It is clear that Donald Trump has been hoping for a protest that he can use to expand his use of the military and other militarized units. A protest, no matter how modest, involving people of color and the issue of immigration presents the perfect opportunity. Los Angeles may be that opportunity, although there is no evidence of a threat to public safety.
Trump has little understanding or appreciation for American history, so it is safe to assume that he also has little or no understanding of German history. He might not appreciate a comparison of his activation of the National Guard to deal with a small street demonstration in Los Angeles, and Adolf Hitler’s handling of the Reichstag Fire in Berlin nearly 90 years ago. Nevertheless, just as there was no justification for Hitler’s response to the fire, the Reichstag Decree, there was no justification for Trump’s federalizing of the National Guard to deal with dozens of U.S. citizens protesting the actions of the Immigration and Customs Enforcement.
In 1933, Hitler was bent on intensifying the violence on the streets in Germany. He received his opportunity in February, when a lone Dutch radical, Marinus van den Lubbe, burned down the Reichstag building to protest the injustices of unemployment. Hitler used this opportunity to persuade his cabinet to suppress the Communist Party and to arrest Social Democrats and trade unionists. There were hundreds of deaths in the streets of Berlin.
Van den Lubbe was guillotined shortly afterwards, and the German Supreme Court falsely concluded that the German Communist Party was responsible for the fire. A special People’s Court was established with several judges from the Nazi Party to handle political offenses. The head of the Communist Party, Ernst Thalmann, was imprisoned, and the Court made sure that defendants had few rights in defending their innocence. Thalmann himself never got to court and never was formally charged, but he remained in prison.
It is far from certain how far Trump will go in exploiting the modest protest activity in Los Angeles, but it appears that many in the White House, including the president, are poised to exploit the situation, and were prepared to move forcefully if given the opportunity. Unlike Trump’s first term, when he was denied the opportunity to activate the military to deal with domestic protests, there is no one in the current administration who can persuade Trump to apply the brakes. In fact, the provocative rhetoric of subordinates such as deputy chief of staff Stephen Miller, Secretary of Defense Hegseth, Secretary of Homeland Security Kristi Noem, and immigration tsar Tom Homan, provides every reason to believe that Trump will be encouraged to federalize National Guard forces and deploy active duty military forces as well. This is the first time that National Guard forces have been federalized since 1992, when there were serious civil rights protests.

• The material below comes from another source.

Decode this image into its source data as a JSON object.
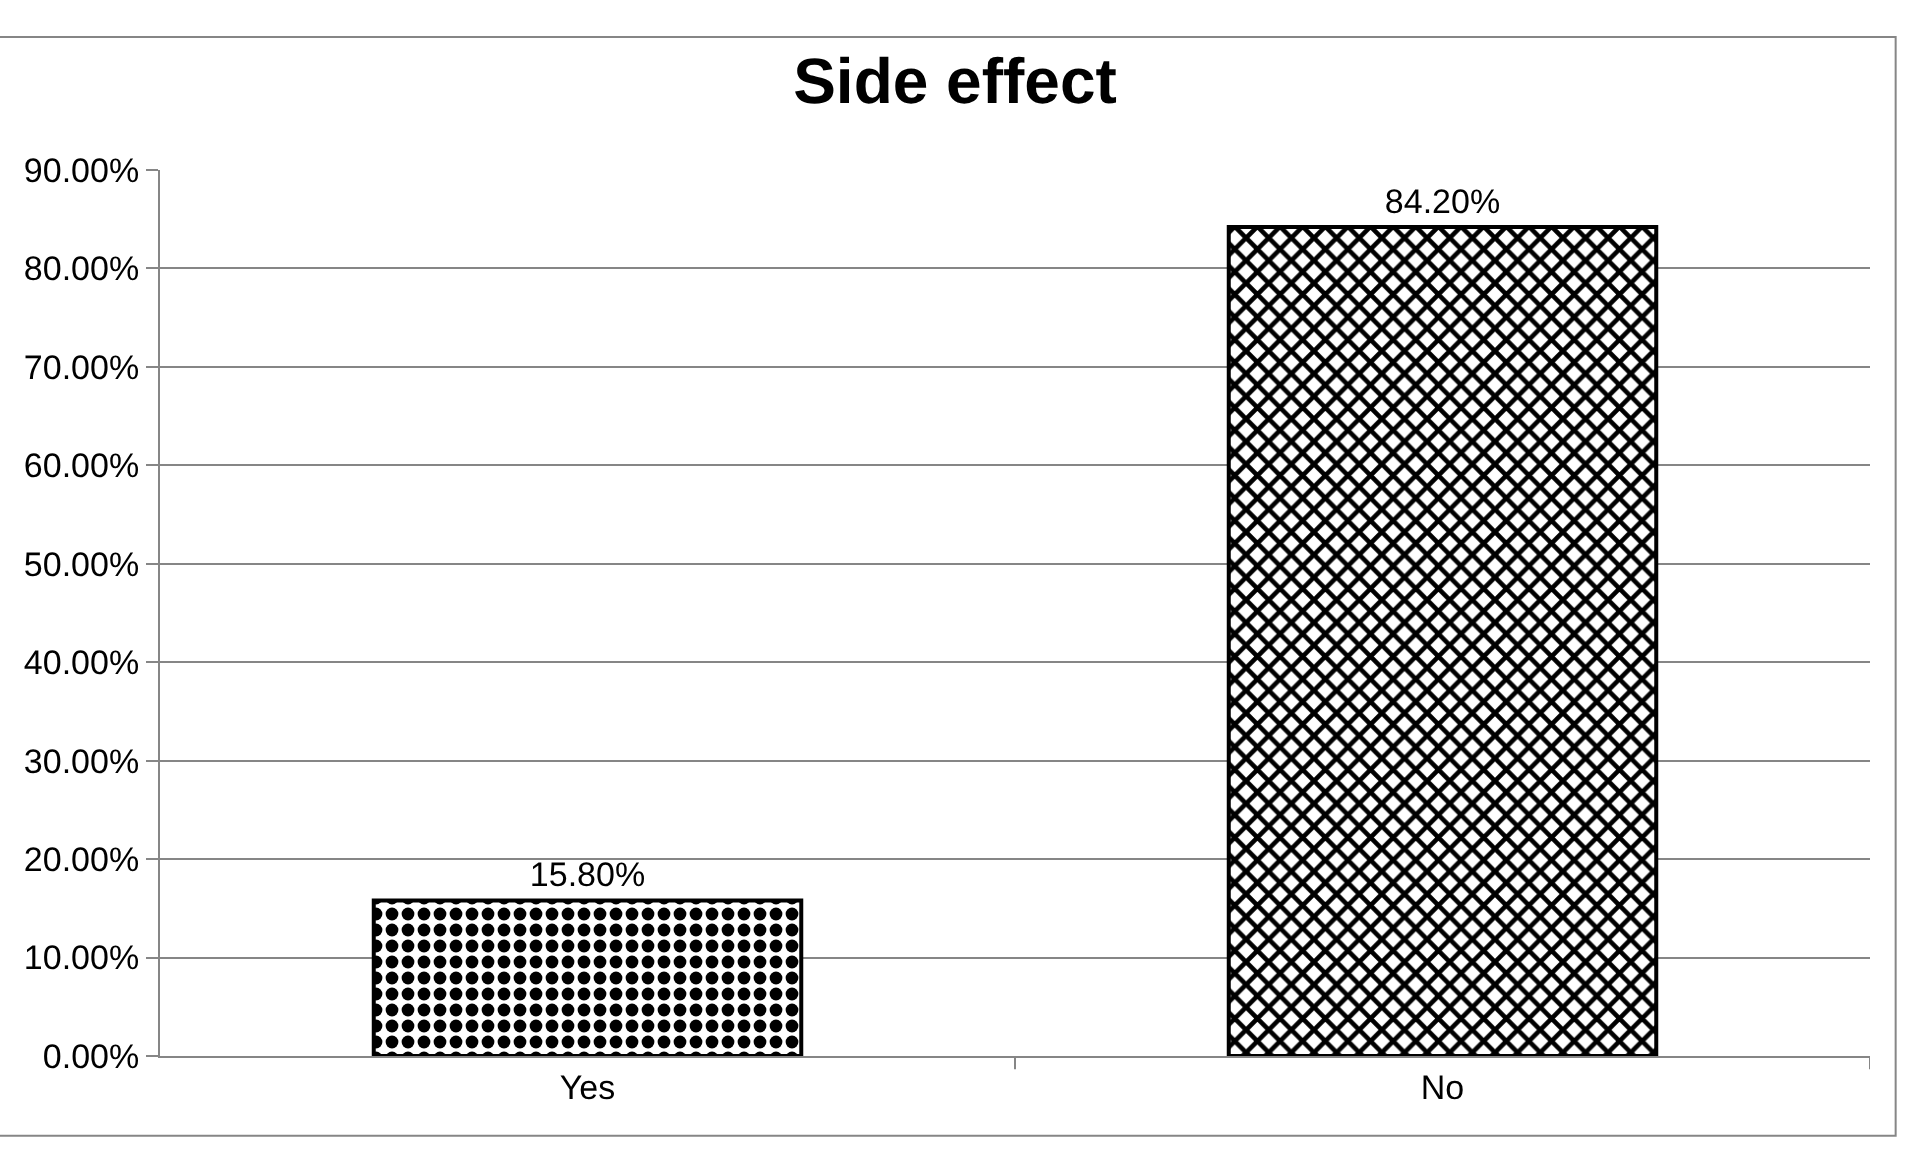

The most dangerous step that Trump could take would be the invocation of the Insurrection Act of 1807 that empowers the president to nationally deploy the U.S. military and federalize National Guard units of individual states to deal with civil unrest. The Posse Comitatus Act prevents the use of the military in domestic situations, but it also declares that threats to national security would be an exceptional situation justifying the use of military forces. We have already observed that the Supreme Court defers to the executive branch in any situation that could be labeled a threat to national security. The American public would probably be supportive as well if a perceived threat to national security is declared.
The Insurrection Act has been modified twice to make it easier to declare an emergency. During the civil war, the federal government was allowed to deploy the National Guard and armed forces in “anticipation of continued unrest.” In the 1870s, the Act was expanded to protect African-Americans from attacks by the Ku Klux Klan, which was cited in 1992 when the National Guard was federalized to deal with desegregation fights during the Civil Rights era. Presidents Eisenhower and Kennedy used the Act to deal with political leaders who were fighting court-ordered desegregation. Ironically, the last time the Insurrection Act was applied was also in Los Angeles, but that was a case that involved serious riots, unlike the pathetically modest and non-threatening activity currently taking place.
Just as the Reichstag fire was exploited to restrict civil liberties such as intercepting the mail and tapping phones, it is possible that expanded protest activities and the use of force, however modest, will lead to further restrictions on freedom of speech and freedom of assembly. We know from Trump’s first term as well as the writings of Project 2025 that the MAGA movement has no interest in guaranteeing the constitutional rights of Americans, let alone immigrants.
One thing we know for sure is that the administration is doing nothing to deescalate the situation or to bring the situation under control, which should be the primary objective. Trump is bleating that “they spit; we hit,” and that the bar to deploy military force is “whatever I say it is. To make matters worse, Secretary of Defense Hegseth is talking about deploying the Marines. Trump and Hegseth are obviously willing to politicize the military that would compromise public confidence in our armed forces.
We have been far too complacent thus far in responding to the illegal and unconstitutional activities of the Trump administration in its first five months. We must continue to engage in civil disobedience against the illegal and unconstitutional actions of the Trump administration, although the current face-off will make it more difficult to do so if there is violence. We can only hope that the citizens of Los Angeles will heed Governor Gavin Newsome’s request to avoid violence and make sure that Trump is not given the opportunity that he apparently seeks.